La palabra clave es “equilibrio”: sin reprimir la reacción y el instinto, utilizamos la fuerza interior para privilegiar conductas y convicciones que nos proyecten con plenitud.
A partir de lo dicho en las semanas anteriores, se puede concluir que la autenticidad es, por un lado una construcción y por el otro una amalgama de convicciones y conductas en transformación permanente que siempre se mueve y evoluciona en relación con los demás.
Es aquí donde la reflexión acerca de que si la autenticidad, entendida como dejar fluir libremente los impulsos y deseos que emerjan en cada momento, sin ponerles un filtro y sin reprimir nuestra naturaleza genuina, podría conciliarse con la intención consciente y deliberada de mostrar la mejor versión de nosotros mismos.

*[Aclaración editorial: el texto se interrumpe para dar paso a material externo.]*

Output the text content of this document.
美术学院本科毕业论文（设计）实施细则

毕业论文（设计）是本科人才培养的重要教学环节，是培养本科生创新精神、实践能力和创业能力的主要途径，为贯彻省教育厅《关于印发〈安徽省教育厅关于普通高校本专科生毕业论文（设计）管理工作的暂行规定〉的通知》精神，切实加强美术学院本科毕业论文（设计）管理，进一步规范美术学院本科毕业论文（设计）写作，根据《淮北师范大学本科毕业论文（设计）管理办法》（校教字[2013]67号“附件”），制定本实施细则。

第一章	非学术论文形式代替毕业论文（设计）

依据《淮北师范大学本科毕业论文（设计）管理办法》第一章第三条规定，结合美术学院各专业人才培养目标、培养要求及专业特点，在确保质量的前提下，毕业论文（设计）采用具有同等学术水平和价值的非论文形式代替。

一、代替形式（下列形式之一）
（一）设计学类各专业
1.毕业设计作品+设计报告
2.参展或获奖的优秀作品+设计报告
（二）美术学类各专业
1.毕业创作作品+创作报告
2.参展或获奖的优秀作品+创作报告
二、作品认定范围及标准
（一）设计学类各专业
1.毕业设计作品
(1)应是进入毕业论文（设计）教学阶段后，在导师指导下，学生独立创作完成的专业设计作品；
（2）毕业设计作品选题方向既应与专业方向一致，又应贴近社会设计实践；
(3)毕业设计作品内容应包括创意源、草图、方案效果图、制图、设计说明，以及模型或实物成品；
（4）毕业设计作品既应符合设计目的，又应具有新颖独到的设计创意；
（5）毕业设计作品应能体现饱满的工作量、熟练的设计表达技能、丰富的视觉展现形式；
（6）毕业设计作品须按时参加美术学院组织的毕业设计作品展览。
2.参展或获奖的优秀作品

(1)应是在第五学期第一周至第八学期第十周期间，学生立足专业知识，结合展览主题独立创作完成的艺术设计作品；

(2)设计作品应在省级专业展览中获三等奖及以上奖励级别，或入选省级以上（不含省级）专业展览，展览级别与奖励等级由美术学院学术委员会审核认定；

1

Es muy probable que la autenticidad se consolide como un paso posterior, o cuando menos complementario, a la construcción del yo, pues concreta, ya no solo la eterna pregunta de “quién soy”, sino ayuda a encontrar maneras concretas de manifestar esa identidad profunda de una manera que potencie nuestra influencia constructiva en el mundo y en nuestros vínculos con los demás, pero de una forma con la que nos sintamos identificados y satisfechos.
La supuesta gran batalla entre “ser natural” o producto de un proceso racional de autoconstrucción carece de sentido, porque si estás leyendo esto, no vives “por tu cuenta”, no habitas un universo independiente del resto de los seres humanos y llegado a esta comprensión conviene preguntarse seriamente ¿hasta qué punto es razonable defender nuestros impulsos naturales más salvajes, cuando estos, por más que en efecto nos pertenezcan, provocan que nuestras relaciones y vínculos se deterioren o incluso se rompan? ¿Quiénes somos sin los demás? ¿Quiénes somos fuera del mundo gregario? Incluso nuestra individualidad solo tiene sentido en relación a los otros.

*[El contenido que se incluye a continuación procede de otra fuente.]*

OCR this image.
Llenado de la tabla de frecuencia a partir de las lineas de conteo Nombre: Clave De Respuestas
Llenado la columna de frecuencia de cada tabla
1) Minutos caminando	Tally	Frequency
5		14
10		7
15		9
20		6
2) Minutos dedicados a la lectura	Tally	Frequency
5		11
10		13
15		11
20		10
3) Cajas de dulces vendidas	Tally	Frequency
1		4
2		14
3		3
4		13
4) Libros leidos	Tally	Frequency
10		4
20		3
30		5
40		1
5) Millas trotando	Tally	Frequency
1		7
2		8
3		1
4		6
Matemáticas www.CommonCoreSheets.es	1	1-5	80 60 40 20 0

Por otro lado, está la renuncia a mostrarnos tal como somos, esa especie de hipocresía de diseño, casi nunca tiene que ver con el impulso de proteger a quienes nos rodean de nuestra naturaleza indomable. De hecho suele ocurrir todo lo contrario: la principal razón por la que solemos renunciar a la autenticidad se asienta en el miedo a ser rechazados, a ser excluídos, a no pertenecer, al terror de no ser apropiados, de no cumplir con los estándares que nos marca el grupo social como “correctos” y necesarios. Y ese pánico al repudio, a la exclusión nos convence de que la convivencia armónica exige anteponer las expectativas ajenas a las nuestras y complacer a los demás a cualquier precio.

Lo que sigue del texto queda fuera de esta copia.